Why do you need a stack? I think the solution I have is cleaner. reference: https://www.youtube.com/watch?v=uIkji391mBI&ab_channel=CrackingFAANG
from typing import List
from collections import deque
class Node:
def __init__(self, val, left=None, right=None):
self.val = val
self.left = left
self.right = right
def closest_values(bst: Node, target: int, k: int) -> List[int]:
# WRITE YOUR BRILLIANT CODE HERE
q = deque()
def dfs(node):
if node is None:
return
dfs(node.left)
# q is empty
if len(q) < k:
q.append(node.val)
else:
# q is filled with k
# check if the first node in q (most distant node as the BST inorder gives sorted node.vals)
# is further away than current node
if abs(q[0] - target) > abs(node.val - target):
q.popleft()
q.append(node.val)
#else:
# return
dfs(node.right)
dfs(bst)
return q
The title says ‘Without recursion’, so I guess that’s the trick.
The two loops + stack is a ‘workaround’ to make in-order traversal without recursion.
Please be nice when you disagree without others, and avoid rhetorical tonality, even if your solution is cleaner.
‘Why do you’ conveys micro-contempt and aggression. You can instead say, ‘Why don’t you’ and just state your solution.

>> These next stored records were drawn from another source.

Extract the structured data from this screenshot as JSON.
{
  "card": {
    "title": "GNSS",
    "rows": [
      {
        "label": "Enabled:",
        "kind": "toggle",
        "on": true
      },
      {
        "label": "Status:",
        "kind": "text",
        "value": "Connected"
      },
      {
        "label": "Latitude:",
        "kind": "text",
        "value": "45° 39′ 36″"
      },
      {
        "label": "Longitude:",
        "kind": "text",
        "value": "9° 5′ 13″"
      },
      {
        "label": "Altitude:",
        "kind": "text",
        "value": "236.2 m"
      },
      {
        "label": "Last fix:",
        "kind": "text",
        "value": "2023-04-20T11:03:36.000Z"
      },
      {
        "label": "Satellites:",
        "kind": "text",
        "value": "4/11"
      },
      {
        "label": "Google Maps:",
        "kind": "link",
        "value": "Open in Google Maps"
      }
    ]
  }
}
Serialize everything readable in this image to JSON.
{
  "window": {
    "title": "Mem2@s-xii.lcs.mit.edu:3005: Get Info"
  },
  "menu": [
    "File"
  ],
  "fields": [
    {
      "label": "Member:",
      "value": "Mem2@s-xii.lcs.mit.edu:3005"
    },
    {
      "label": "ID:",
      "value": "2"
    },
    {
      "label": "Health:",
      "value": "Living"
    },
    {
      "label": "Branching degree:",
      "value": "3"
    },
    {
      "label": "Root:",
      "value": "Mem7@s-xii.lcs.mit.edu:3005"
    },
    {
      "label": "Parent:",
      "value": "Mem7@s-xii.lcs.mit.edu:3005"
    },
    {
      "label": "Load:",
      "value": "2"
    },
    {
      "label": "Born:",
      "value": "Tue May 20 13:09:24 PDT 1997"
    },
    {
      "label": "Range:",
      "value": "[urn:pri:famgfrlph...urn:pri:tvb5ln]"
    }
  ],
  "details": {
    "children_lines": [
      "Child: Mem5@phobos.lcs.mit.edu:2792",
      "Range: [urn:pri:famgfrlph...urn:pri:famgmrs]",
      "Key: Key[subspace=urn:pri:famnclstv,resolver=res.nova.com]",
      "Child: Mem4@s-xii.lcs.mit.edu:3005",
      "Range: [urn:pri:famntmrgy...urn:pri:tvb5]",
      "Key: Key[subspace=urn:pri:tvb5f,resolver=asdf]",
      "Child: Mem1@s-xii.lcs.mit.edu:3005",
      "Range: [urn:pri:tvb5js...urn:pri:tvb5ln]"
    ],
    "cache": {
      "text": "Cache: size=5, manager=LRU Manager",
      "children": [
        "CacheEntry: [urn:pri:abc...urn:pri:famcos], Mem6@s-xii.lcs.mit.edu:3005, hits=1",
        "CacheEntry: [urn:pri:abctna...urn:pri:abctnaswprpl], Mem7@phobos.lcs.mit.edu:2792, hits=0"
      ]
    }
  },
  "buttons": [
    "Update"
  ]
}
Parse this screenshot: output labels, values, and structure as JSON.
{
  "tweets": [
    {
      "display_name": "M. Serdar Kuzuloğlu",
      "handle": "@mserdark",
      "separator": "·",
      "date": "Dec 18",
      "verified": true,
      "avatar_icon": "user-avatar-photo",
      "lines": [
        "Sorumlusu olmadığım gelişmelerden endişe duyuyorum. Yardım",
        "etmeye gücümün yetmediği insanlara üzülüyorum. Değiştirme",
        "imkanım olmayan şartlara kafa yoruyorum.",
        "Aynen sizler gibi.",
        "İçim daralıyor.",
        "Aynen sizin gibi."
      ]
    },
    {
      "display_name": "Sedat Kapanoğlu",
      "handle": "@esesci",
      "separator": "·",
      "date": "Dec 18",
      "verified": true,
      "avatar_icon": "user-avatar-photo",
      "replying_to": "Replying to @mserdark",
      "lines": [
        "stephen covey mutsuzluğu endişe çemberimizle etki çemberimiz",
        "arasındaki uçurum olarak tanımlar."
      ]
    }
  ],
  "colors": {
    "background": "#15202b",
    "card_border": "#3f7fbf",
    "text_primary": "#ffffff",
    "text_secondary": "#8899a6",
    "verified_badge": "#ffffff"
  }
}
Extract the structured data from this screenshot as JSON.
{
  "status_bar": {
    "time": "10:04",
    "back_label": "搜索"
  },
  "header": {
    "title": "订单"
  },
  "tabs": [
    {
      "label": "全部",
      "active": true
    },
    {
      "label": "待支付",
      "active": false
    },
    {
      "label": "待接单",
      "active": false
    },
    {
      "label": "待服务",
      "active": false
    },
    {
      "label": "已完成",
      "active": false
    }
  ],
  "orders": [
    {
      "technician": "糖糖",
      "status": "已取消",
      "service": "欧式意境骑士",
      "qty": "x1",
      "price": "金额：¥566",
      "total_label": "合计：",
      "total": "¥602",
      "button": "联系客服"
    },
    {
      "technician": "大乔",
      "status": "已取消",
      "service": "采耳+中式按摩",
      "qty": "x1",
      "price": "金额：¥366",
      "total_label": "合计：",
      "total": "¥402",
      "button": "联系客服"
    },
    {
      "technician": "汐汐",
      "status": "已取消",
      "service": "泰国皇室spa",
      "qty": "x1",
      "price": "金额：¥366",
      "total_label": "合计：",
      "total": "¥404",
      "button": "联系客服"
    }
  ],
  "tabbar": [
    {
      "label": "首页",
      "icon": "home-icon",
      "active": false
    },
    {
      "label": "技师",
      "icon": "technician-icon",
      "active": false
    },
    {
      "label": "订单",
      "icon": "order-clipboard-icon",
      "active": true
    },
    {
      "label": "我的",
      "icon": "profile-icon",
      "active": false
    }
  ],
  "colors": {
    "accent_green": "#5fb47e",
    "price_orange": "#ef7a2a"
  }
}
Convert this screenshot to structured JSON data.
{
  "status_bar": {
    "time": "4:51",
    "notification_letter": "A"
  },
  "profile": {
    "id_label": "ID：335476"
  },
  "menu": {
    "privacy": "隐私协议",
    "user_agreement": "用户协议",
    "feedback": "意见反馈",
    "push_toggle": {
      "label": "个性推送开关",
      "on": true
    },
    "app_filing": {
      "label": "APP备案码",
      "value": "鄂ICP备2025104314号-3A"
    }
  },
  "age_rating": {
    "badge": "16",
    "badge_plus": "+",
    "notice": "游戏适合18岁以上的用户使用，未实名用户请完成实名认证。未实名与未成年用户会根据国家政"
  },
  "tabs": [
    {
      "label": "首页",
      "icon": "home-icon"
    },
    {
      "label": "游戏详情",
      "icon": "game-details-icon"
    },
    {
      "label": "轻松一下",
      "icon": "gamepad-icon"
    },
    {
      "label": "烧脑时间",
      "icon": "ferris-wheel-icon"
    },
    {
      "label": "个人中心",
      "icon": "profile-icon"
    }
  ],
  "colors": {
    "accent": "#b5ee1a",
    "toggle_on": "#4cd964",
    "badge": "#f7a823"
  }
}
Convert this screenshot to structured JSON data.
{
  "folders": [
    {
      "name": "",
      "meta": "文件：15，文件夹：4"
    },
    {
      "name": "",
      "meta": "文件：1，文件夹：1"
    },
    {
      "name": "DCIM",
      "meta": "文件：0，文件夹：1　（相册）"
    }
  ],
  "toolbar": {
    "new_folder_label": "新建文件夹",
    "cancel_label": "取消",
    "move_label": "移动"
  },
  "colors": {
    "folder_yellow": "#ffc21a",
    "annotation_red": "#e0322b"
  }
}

in-order traversal is the most obvious solution, but this question is meant to show how to traverse without recursion as the title states.
also, there is a leet code question that asks you to build a binary search tree iterator in O(height of the tree), in which case, stack is the only option. so there is some value in the stack solution even if it’s not the cleanest.
I find the question misleading because I initially thought it meant the exact opposite. Since it says, “Do not convert the BST to a list,” I assumed we couldn’t use a stack. While I thought we were limited to recursion, the topic seems to be about learning to avoid using it.